Recycled plastic sleepers trial at Melbourne’s Richmond station

Recycled plastic sleepers trial at Melbourne’s Richmond station

Trains travelling through Melbourne’s Richmond station are now running on railway sleepers made from recycled plastic as part of an 18-month trial.

Environment Minister Lily D’Ambrosio and Public Transport Minister Melissa Horne were at Richmond train station on Monday to see the first of 200 sleepers being installed.

Produced in Mildura by Integrated Recycling, the Duratrack sleepers are made from a mix of polystyrene and agricultural waste, including cotton bale wrap and vineyard covers all sourced in Australia.
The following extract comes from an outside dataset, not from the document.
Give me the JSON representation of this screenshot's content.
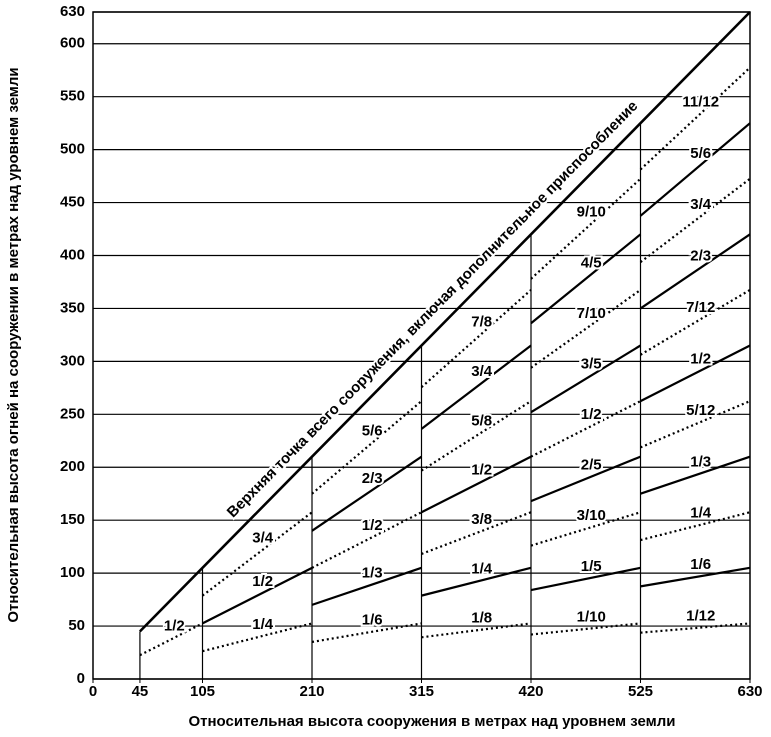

The recycled sleepers have a potential lifespan of up to 50 years, are half the cost of traditional timber sleepers and require far less maintenance.

The Victorian Government has invested $630,000 through grant programs delivered by Sustainability Victoria to make the project a reality.

For every kilometre of track installed, 64 tonnes of plastic waste that would otherwise have gone to landfill will be recycled.

The product is the result of more than two years of research and product development led by Integrated Recycling and Monash University, with the sleepers already up and running at four Victorian tourist railways including the iconic Puffing Billy.

Introducing the new sleepers, approved for use on Melbourne’s metropolitan rail network, are part of environmental requirements included in the Victorian Government’s current contract with Metro Trains.

Environment Minister Lily D’Ambrosio said the project is a great example of the circular economy created through innovation and rethinking a product we use everyday.

Public Transport Minister Melissa Horne said it’s exciting to see innovative, environmentally friendly technology rolled out at one of Melbourne’s busiest train stations.